Tax Strategy

Laird operates with integrity in all tax matters and takes into account the needs of all relevant stakeholders. We operate an effective tax control framework to ensure compliance with all relevant legislative and regulatory requirements, while maximizing shareholder value in line with our stated commercial strategy.

The commercial strategy of the business is supported by tax-aware, commercial decisions that are made in a timely manner. They provide a sustainable operating platform to the Group’s commercial activities and are designed to ensure that the Group’s tax obligations are consistently met whilst maintaining Laird’s reputation for innovation, reliable fulfillment and speed.


Laird’s tax strategy applies to all taxes in all countries. Further, this strategy applies to all individuals involved in managing Laird’s tax affairs, whether directly or indirectly.
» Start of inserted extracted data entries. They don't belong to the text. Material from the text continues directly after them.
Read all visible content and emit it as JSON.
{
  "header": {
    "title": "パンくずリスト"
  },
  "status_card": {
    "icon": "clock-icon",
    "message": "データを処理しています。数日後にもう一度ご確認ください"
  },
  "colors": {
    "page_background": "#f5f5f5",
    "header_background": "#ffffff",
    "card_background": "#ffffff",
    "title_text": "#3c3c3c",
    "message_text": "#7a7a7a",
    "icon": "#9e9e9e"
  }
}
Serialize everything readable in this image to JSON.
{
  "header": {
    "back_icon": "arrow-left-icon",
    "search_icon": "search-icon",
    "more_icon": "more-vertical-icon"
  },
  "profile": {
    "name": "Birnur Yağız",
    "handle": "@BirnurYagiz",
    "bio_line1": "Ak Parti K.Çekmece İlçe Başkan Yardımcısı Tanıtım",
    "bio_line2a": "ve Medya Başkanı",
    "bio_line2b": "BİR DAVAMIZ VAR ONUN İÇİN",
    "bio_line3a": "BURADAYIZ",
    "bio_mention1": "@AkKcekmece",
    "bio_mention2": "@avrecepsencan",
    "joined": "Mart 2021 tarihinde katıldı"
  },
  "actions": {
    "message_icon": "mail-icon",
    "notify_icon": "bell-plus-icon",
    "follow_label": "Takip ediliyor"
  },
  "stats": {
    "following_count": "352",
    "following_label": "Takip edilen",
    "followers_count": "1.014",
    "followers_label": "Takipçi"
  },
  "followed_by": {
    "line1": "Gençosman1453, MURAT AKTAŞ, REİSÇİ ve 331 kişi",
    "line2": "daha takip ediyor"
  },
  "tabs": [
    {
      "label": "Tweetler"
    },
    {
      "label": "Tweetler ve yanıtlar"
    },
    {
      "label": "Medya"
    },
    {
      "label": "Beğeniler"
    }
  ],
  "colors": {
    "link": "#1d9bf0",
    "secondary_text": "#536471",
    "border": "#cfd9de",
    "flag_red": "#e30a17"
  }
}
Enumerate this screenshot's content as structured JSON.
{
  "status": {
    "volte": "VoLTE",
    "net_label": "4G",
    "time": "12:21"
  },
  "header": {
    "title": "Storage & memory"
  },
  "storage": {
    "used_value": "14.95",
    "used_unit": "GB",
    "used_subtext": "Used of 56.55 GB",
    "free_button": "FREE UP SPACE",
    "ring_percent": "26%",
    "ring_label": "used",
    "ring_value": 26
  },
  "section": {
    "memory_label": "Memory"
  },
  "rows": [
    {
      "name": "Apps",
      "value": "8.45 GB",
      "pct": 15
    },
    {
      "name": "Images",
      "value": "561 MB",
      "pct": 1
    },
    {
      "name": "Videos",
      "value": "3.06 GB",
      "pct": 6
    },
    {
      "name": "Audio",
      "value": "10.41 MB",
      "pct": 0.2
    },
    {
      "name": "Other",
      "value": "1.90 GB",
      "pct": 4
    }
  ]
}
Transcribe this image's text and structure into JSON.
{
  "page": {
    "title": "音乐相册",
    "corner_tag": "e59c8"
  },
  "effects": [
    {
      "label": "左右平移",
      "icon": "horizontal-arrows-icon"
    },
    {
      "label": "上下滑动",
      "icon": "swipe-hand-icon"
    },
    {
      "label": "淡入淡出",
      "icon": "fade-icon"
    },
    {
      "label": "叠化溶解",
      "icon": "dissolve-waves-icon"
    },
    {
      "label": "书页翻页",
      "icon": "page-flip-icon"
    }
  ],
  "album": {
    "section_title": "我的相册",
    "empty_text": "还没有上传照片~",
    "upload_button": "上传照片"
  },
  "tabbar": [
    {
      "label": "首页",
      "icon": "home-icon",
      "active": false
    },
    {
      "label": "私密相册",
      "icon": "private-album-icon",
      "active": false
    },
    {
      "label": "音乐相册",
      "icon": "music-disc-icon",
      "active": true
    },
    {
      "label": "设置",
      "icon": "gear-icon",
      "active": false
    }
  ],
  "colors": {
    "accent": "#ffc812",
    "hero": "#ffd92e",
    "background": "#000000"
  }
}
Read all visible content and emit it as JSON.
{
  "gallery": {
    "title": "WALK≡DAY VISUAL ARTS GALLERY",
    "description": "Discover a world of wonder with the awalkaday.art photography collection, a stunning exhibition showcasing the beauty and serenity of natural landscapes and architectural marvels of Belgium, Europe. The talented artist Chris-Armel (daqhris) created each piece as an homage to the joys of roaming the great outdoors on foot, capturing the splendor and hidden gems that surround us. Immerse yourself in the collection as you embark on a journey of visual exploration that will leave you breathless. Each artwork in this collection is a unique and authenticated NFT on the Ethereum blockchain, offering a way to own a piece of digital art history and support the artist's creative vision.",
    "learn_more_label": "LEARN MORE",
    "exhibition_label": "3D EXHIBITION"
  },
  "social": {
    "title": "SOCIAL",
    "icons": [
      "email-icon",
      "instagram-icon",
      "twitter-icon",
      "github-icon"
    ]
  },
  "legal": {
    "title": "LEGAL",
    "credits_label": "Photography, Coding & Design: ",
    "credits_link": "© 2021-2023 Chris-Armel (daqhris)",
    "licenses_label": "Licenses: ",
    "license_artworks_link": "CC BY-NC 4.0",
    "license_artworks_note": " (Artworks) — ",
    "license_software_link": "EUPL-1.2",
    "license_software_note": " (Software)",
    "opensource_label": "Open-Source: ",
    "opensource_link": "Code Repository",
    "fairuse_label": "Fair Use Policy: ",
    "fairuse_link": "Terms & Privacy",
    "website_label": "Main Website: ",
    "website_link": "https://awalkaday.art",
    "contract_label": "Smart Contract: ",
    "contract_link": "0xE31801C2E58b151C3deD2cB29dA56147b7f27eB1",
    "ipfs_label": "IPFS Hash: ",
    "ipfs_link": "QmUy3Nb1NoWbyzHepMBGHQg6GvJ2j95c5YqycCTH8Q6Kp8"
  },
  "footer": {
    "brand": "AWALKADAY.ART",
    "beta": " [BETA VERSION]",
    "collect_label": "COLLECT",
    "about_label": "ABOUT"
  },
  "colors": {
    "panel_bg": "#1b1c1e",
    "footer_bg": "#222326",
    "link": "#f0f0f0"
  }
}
The strategy is reviewed and approved by the Laird Audit Committee (AC)  every year.  The AC also receive regular updates on material tax issues, disputes, effective tax rates and any proposed changes to the tax strategy.

Approach to Tax matters

The tax profile of the group is driven by the commercial realities of the way in which Laird operates and sells its products and services to its customers.  The commercial substance of the group underpins all tax decisions as the tax team pro-actively partner with the business to provide clear, timely, relevant and business-focused advice across all aspects of tax on commercial transactions.

Where alternative routes exist to achieve the same commercial result, the most tax-efficient approach in compliance with all relevant laws and regulations should be considered.  However, tax planning that only seeks to obtain a short-term tax benefit will not be implemented as it does not adopt a long-term commercial view.

Laird aims to establish trusted professional relationships with tax authorities globally.  We are open and transparent about our tax affairs and significant transactions.  We work cooperatively with the authorities to resolve issues in a positive and professional manner.

We operate effective tax governance, understanding our tax control framework with a view to adjusting our approach to ensure compliance with our tax obligations in the face of commercial, legislative and regulatory change.

Tax Governance & Risk Management

Risk review processes and control mechanisms are embedded into the relevant ‘day job’ management framework with the aim of managing rather than eliminating risk in accordance with the AC’s risk appetite in relation to strategy and delivery of objectives.

The AC conducts an annual review of the effectiveness of the risk and controls framework, and reviews the principal risks and the arrangements for monitoring and controlling the risk environment. 

Changes to the risk environment and management of specific risk and governance incidents are reported to every AC meeting.

Our approach to risk management provides a consistent approach to managing risk across Laird. This consistency of approach allows a Group-wide view of relative risks and returns, into which tax is integrated. From a tax perspective the roles and responsibilities and the reporting requirements for escalating tax risks are aligned with the existing risk management reporting mechanisms. Where there is significant uncertainty or complexity in relation to a risk, external advice may be sought.

Laird regards this publication as complying with the duty under paragraph 16(2) of Schedule 19 Finance Act 2016. AC approval for this strategy which applies for 2018 and 2019 to-date was received on 23 April 2019.